Новый Мир Новый Мир - Новый Мир ( № 3 2007)
Глухой страх стоял у него внутри, он ощущал его как выросшее сквозь него дерево. Кора душила, царапала изнутри грудь и горло.
Королев мало чего понимал о себе, что с ним происходит, и день за днем ездил в троллейбусах, увязавших в пробках, машинально пересаживался на конечной в обратную сторону. В киоске он купил себе книгу и читал ее все время. Точнее, держал перед собой на рюкзаке, посматривая за окно. Книга его защищала. Он всегда знал: ментам и другим пассажирам читающий человек внушает если не уважение, то сожаление и опаску, напоминая юродивого.
Ночевал по вокзалам, избегая засиживаться днем в залах ожидания.
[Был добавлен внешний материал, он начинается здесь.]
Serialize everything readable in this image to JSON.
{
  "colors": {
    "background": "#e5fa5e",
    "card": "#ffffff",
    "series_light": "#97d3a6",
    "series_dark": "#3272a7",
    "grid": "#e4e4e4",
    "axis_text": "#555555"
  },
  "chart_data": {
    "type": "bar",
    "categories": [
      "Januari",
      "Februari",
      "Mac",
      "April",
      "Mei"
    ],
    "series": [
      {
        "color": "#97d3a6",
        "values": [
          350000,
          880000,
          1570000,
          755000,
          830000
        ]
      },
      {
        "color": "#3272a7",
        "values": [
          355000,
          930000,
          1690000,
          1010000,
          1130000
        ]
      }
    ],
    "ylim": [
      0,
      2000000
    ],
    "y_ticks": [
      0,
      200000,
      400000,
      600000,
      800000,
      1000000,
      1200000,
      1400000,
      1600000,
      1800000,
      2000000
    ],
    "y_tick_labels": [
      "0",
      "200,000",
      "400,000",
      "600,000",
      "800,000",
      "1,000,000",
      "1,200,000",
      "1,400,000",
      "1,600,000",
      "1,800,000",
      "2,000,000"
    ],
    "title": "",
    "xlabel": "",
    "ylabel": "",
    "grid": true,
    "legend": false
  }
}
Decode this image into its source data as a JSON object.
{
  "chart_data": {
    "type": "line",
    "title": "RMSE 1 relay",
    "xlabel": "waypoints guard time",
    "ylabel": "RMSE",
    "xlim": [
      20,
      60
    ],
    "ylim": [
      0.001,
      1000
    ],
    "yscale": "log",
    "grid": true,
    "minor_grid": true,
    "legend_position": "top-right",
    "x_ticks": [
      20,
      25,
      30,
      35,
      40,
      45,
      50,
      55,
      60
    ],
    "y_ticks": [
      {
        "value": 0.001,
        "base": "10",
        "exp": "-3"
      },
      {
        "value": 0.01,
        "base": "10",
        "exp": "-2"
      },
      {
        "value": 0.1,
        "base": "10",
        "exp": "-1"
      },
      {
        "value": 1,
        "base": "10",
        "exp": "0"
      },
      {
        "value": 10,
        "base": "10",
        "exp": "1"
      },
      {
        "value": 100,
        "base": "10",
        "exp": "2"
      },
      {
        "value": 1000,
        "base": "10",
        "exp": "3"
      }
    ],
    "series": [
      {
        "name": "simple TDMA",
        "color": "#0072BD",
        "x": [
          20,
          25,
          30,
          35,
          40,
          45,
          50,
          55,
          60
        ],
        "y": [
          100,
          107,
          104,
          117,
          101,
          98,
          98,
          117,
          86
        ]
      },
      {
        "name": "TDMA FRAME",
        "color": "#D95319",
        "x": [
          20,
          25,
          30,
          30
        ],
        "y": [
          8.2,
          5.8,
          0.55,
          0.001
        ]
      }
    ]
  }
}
Он боялся толпы, гул ее вызывал в голове шквал.
Одуревший от побоев, он ходил по городу, заглядывал в витрины дорогих магазинов и ресторанов, не соображая, что голоден.
Наличие рюкзака за спиной поднимало его над классом бомжей. Городской житель всегда с долей романтического уважения относится к туристу. Но степень его запущенности — спутанные лохмы и всклокоченная борода, перечеркнутое ссадинами грязное лицо — сбавляла ему цену в глазах прохожих.
Однажды на Тверском бульваре на него замахнулся беспризорник. Он сидел на скамейке, грелся солнцем. Раньше никто бы просто так не посмел поднять на него руку. Подросток только отвел кисть — и Королев отпрянул. Тогда мальчик сделал шаг назад и наддал ему подзатыльник.
Королев успокоился, когда понял, что потерял обоняние. Что-то это понимание решило внутри него. Теперь он не слышал запахов. Травма мозга или носовой перегородки перенесла его в опресненный мир.
Он ходил по городу и рассматривал окна как таковые. Он словно бы заново открыл свойство стекла отражать и быть прозрачным. Ему нравилось еще и то, что он не узнавал себя в отражении.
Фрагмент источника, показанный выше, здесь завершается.